There was only one occupant in it, since the paralysed leg tended to have a mind of its own at night. Al crouched next to the bed and watched Billy's face, freed of its lopsidedness by the relaxation of repose. The little boy stirred and made a small whimpering sound in the back of his throat. From under the blankets Al could hear the all-too-familiar gurgling of an empty stomach. He put out his hand and shook the smaller boy gently.
One eye shot open, the other twitching, reluctant to obey. A unilateral smile split the child's face.
"Al!" he whispered eagerly. "Food?"
"You bet," Al said, producing the little bundle proudly. Billy sat up and snatched it. "Quiet down," Al warned. "You don't wanta wake Sister up."
Billy ate quickly, devouring the cold repast as if it was the most delicious thing he had ever tasted. Al watched, denying the protests of his own empty stomach. Billy was hungrier than he was. The Sisters couldn't watch everybody at once, and it was easy for the bullies at any given table to steal food from their weaker neighbours. Billy never got to eat his whole meal.
Al grinned as Billy swallowed the last mouthful of bread and patted his belly happily. "Thank you, Al," he said.
"Sure thing, kid," Al said. He leaned forward as Billy hugged him. "You get some sleep now," he added.
"Okay," Billy said, lying down again. Al tucked him in carefully.
Billy wasn't retarded, he was just a little crippled, with a weak leg and a twisted foot because when he was six he had got very sick with polio. But his round little face and his trusting innocence reminded Al of Trudy. While he watched the little boy fall asleep he thought about Trudy. He wondered if she was okay. He knew she hated the institution. She had never complained, but she had been so happy when Al and Poppa had come to get her, and although she hadn't even cried at Poppa's funeral she had wailed and screamed and fought when Uncle Jack's skinny blond wife had told her she would have to go back.
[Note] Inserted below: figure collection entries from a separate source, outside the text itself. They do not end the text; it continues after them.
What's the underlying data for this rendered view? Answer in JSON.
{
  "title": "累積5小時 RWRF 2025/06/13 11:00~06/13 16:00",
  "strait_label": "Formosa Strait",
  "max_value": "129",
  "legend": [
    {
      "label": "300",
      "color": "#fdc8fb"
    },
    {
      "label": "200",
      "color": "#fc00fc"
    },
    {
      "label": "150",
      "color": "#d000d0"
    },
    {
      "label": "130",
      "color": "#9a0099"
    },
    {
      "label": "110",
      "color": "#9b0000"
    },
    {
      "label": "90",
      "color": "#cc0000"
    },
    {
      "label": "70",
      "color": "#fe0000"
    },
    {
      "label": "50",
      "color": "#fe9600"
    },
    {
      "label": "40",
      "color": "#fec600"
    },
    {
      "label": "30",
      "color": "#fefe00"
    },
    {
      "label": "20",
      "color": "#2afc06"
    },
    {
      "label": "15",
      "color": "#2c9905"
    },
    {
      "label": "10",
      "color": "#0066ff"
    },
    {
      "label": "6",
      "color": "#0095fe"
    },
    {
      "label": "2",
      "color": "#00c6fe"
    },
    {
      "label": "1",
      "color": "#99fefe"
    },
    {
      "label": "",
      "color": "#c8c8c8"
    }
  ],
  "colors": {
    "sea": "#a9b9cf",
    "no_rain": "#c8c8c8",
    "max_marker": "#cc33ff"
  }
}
Soon as he was old enough Al was going to go back for her. The day he turned eighteen he'd be out of this orphanage. They wouldn't let him take Trudy out of the institution until he was twenty-one, but he'd get a good job and make lots of money, and on his twenty-first birthday he'd go back and get Trudy. He would buy a big bag of gumdrops, the orange ones that Trudy loved, and she would be so happy. He would find them a place to live, maybe even buy a house, and they would be a family again. Just him and Trudy.
Billy was asleep now, a happy smile on his little face. Al got up and quietly returned to his bed. Stork had sprawled out over the whole bed, and Al had to shove him over far enough to make a narrow shelf that he could lie on. He tried to wrestle enough of the bedclothes out of the other boy's death-grip to cover his body, but he couldn't quite get the covers to meet the mattress. The draught filtering under the gap made him shiver. He spooned his back in against Stork's side and hugged his knees. Somewhere far away he could hear the thin sobs of a little girl. Al lay awake for a long time, miserable and uncomfortable, before finally drifting into bad dreams.